Winter Vegetable Soup Recipe with Butternut Squash & Cauliflower
- 2 tsp olive oil
- 1 medium onion, chopped
- 2 clove garlic, minced
- 1 carrot, cut into thin half-circles
- 1 celery stalk, thinly sliced
- ¼ tsp dried chile flakes
- ½ tsp dried thyme
- ¼ tsp salt
- 1 tbsp tomato paste
- ¾ lb. butternut squash (about 2½ cups)
- ½ lb. cauliflower (about 2 cups)
- 1¾ cups vegetable broth
- 1¾ cups water
- 2 bay leaves
- ¼ cup minced Italian parsley
- Salt and pepper, to taste
- Heat olive oil in a large saucepan set over medium heat.
- Add the onion and cook, stirring occasionally, until the onion just starts to soften, about 5 minutes.

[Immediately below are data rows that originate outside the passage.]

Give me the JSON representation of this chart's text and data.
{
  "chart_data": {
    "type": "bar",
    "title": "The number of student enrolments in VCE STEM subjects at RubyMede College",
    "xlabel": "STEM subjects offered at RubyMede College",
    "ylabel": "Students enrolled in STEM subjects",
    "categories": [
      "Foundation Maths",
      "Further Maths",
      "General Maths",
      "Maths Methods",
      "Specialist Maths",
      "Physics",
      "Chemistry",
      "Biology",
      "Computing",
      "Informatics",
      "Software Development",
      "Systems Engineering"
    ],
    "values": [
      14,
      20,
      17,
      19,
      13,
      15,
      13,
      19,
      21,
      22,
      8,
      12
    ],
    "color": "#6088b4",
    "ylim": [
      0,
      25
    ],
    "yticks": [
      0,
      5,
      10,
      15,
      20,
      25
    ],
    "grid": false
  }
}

- Add the garlic, carrots, celery, dried chile flakes, thyme and salt. Cook until the vegetables are tender, about 5 minutes.
- Stir in the tomato paste and cook for one additional minute.
- Stir in the butternut squash, cauliflower, vegetable broth, water and bay leaves. Bring to a boil, then reduce to a simmer, partially cover the saucepan and cook until the squash and cauliflower are tender, 15 to 20 minutes.
- Let the soup cool for 10 minutes, then transfer 2 cups of the soup to a blender. Puree until almost smooth, then stir the mixture back into the soup.
- Stir in the parsley, add salt and pepper (if desired) and serve.